Chapter the First


Help from the Teacher


Eventually Mendel began to describe the various forms his hybrids took, but it was too late. When he finally came to the statement that has been a staple in all biology text books ever since, practically no one in the room grasped its importance, and Brother Timothy was the only person still having a good time. "In this generation," Mendel continued, unaware that he had lost his audience, "there reappear, together with the dominant characters, also the recessive ones with their peculiarities fully developed, and this occurs in the definitely expressed average proportion of 3:1, so that among each 4 plants of this generation 3 display the dominant character and one the recessive. This relates without exception to all the characters which were investigated in the experiments."

Sensing that the small group of members was growing hostile, the school teacher from Heinzendorf tried to rescue his friend, "Brother Gregory, do you remember the work we did together with Father Schreiber using fruit trees? We often seemed to find hybrids that never looked like the parent plants. Didn't you find any pea plants that were a mixture of your characteristics?"

Mendel blinked. "Ahh," he said, and looked directly at Herr Makytta, "a good question, and vital to my thesis. All the characters which were investigated in these experiments. The angular wrinkled form of the seed, the green color of the albumen, the white color of the seed-coats ..." He went on to list all the various pea characteristics that he had investigated, concluding, "... and the dwarfed stem, all reappear in the numerical proportion I have given here, without any essential alteration." Then the important statement, "Transitional forms were not observed in any experiment." He made the point forcefully. It had been a critical discovery that characters did not 'blend' into one another like pots of paint.
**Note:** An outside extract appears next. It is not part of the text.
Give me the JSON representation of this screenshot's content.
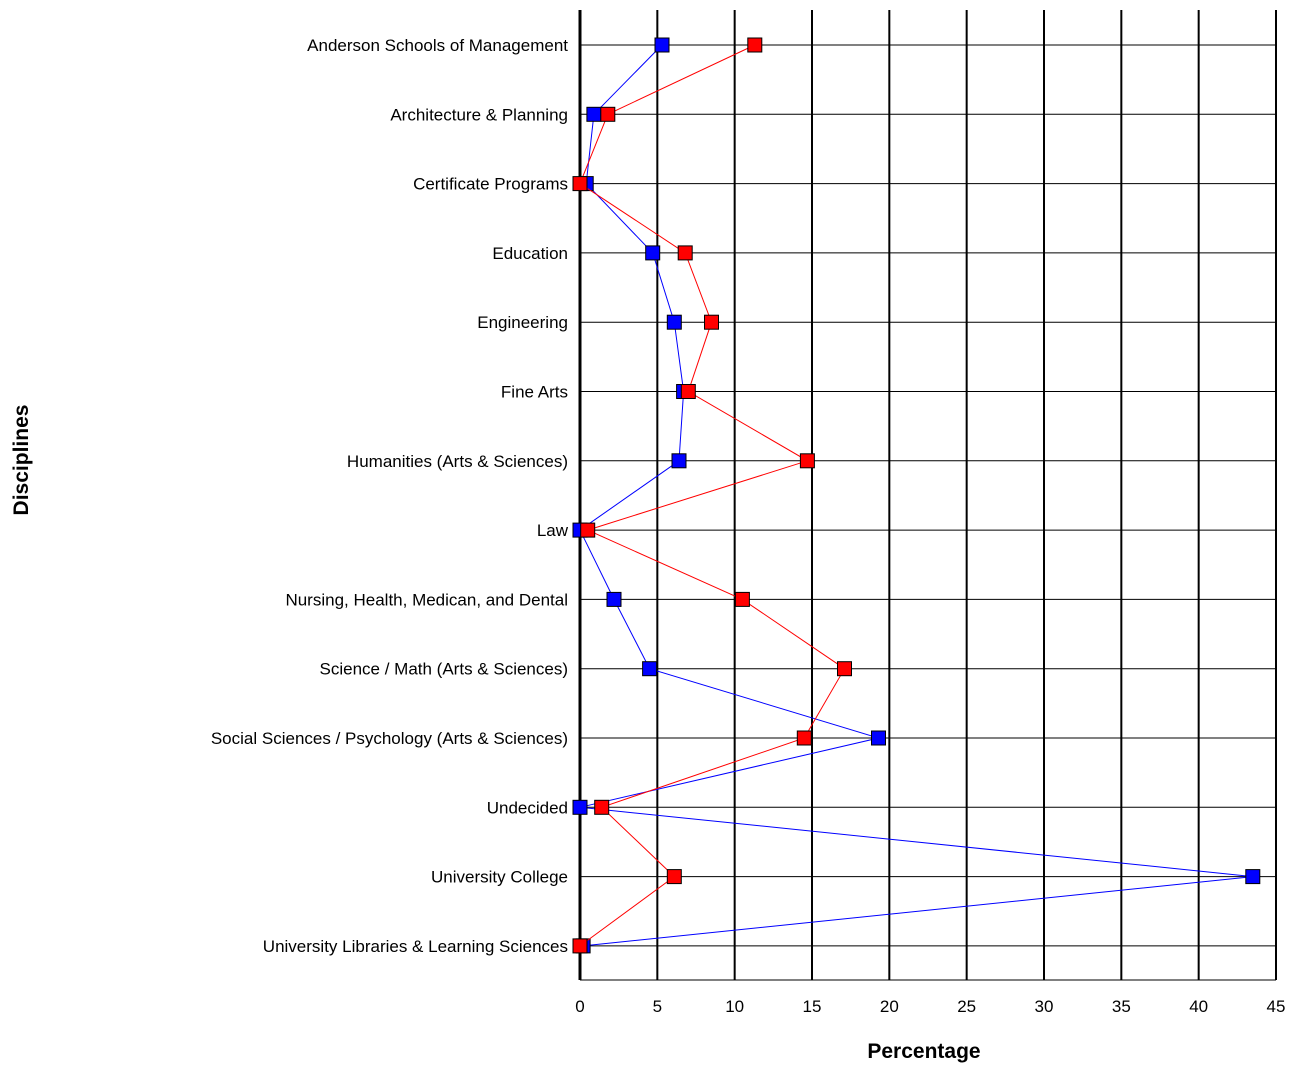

All the naturalists in the room, at least those familiar with Diebl and Unger's work, were aware of the debate about inheritance. One school of thought was that children inherited a 'fluid' (and some thought this fluid came exclusively from the father) in which there was a blend of characters such as the distinctive Habsburg nose, or Mendel's seed shape. This 'blend' determined the appearance of the offspring. If they had been listening that evening, they would have heard Mendel put the nail in that coffin. Characters do not blend during the inheritance process. Mendel had shown that characters such as the color of seed-coats are transmitted intact from parent to child, generation after generation. It was an important discovery.